Bidhan Lama

Personal information
- Native name: विधान लामा
- Nationality: Nepalese
- Born: 22 March 1966 (age 60) Lainchour, Kathmandu, Nepal
- Height: 160.02 cm (5 ft 3 in)
- Weight: 50 kg (110 lb)
- Children: 3 daughters and a son

Sport
- Sport: Taekwondo
- Rank: Shichidan Black belt in Taekwondo
- Event: 50kg finweight
- Coached by: Kailash Rai
- Retired: 1990

Medal record
Representing Nepal
| Event | 1st | 2nd | 3rd |
| Olympic Games | - | – | 1 |
| World Championships | - | – | 1 |
| Asian Championships | - | 1 | – |
| Asian Games | - | - | 1 |
| Total | 0 | 1 | 3 |
Olympic Games
| Bronze medal – third place | 1988 Seoul | -50 kg |
World Championships
| Bronze medal – third place | 1987 Barcelona | -50 kg |
Asian Championships
| Silver medal – second place | 1988 Kathmandu | -50 kg |
Asian Games
| Bronze medal – third place | 1986 Seoul | -50 kg |

= Bidhan Lama =

Nepalese taekwondo practitioner

Bidhan Lama (विधान लामा; born 22 March 1966) is a Nepalese taekwondo practitioner who competed in the men's −50 kg division.

Lama won a bronze medal at the 1986 Asian Games in the men's 50kg finweight event, becoming the first Nepali athlete to win a medal at the Asian Games. He also won bronze medals at the 1987 World Taekwondo Championships and in the taekwondo demonstration event at the 1988 Summer Olympics.

His bronze medal at the 1987 World Taekwondo Championships made him the first Nepali athlete to win a medal at a world championship in an Olympic sport. As of 2026, he remains the only Nepali athlete to have won a medal at the Summer Olympics.

Lama represented the Nepal Taekwondo Association throughout his competitive career. At the 1988 Summer Olympics, he defeated Ebenezer Ghansah of Great Britain in the opening round and Choi Chan-ok of West Germany in the quarter-finals before losing to Juan Moreno of the United States in the semi-finals, earning a bronze medal in the demonstration event.

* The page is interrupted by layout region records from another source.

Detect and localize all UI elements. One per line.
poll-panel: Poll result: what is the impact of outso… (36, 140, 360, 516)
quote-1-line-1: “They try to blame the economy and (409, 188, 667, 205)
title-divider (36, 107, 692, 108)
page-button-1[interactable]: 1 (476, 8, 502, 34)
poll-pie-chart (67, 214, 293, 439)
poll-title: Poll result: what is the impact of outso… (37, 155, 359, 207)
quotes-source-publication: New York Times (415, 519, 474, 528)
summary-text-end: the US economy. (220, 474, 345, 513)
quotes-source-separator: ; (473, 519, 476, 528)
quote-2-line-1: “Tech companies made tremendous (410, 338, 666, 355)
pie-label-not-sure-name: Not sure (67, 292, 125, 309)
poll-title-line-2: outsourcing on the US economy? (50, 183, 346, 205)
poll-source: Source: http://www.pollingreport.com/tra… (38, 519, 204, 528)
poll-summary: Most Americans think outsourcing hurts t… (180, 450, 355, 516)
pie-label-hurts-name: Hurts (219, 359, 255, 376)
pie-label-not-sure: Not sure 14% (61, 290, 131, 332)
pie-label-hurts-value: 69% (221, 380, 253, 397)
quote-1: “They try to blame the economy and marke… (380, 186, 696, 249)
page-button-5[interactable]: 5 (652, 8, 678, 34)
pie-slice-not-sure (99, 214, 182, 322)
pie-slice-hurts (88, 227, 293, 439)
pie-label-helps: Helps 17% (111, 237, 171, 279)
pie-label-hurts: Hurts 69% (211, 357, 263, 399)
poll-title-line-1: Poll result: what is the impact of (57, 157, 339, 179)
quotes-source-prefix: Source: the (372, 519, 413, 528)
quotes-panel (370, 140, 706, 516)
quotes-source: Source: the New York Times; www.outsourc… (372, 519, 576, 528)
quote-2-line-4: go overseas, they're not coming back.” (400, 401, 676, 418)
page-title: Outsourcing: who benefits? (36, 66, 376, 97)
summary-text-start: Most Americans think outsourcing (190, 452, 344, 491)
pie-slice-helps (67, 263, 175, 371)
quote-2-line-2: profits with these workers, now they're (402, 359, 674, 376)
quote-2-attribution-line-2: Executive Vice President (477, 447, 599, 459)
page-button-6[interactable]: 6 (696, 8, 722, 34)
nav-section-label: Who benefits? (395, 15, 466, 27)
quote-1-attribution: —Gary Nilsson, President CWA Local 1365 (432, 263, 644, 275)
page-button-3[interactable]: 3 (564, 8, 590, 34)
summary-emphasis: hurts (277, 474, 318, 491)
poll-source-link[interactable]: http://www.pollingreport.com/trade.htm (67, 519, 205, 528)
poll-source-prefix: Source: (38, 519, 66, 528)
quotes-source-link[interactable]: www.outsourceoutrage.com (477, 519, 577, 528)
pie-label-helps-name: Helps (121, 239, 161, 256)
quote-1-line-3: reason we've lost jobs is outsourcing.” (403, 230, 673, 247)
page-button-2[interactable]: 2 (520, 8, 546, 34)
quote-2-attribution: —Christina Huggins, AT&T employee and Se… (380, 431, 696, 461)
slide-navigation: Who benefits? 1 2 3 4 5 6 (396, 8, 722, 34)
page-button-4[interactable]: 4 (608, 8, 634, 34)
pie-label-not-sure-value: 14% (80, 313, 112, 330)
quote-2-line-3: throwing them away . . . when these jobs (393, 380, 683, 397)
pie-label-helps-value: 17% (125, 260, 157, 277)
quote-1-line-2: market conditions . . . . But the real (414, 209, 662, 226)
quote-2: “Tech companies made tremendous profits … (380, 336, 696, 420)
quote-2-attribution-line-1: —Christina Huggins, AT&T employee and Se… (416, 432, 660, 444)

He also won a silver medal at the 1988 Asian Taekwondo Championships, the first silver medal won by Nepal at the championships.

== Post-competitive career ==
After his competitive career, Lama moved to the United States in the early 1990s. He has stated in interviews that the move was for educational and professional opportunities and to support his family.

In 1995, Lama established a taekwondo training center in the United States. He subsequently worked as a taekwondo instructor and has continued to promote taekwondo among the Nepalese diaspora while supporting the development of the sport in Nepal.

== Awards and honours ==

=== National honours ===
==== Nepal ====
- 1986 – Order of Gorkha Dakshina Bahu, Member Fifth Class
- 1987 – Order of Gorkha Dakshina Bahu, Member Fourth Class

== Legacy ==
Lama is regarded as one of the pioneers of taekwondo in Nepal. His bronze medal at the 1986 Asian Games was Nepal's first medal at the Asian Games, while his bronze medal at the 1987 World Taekwondo Championships was the country's first medal at a world championship in an Olympic sport. His achievements contributed to the growth of taekwondo in Nepal and earned him national honours, including the Fourth and Fifth Class of the Order of Gorkha Dakshina Bahu.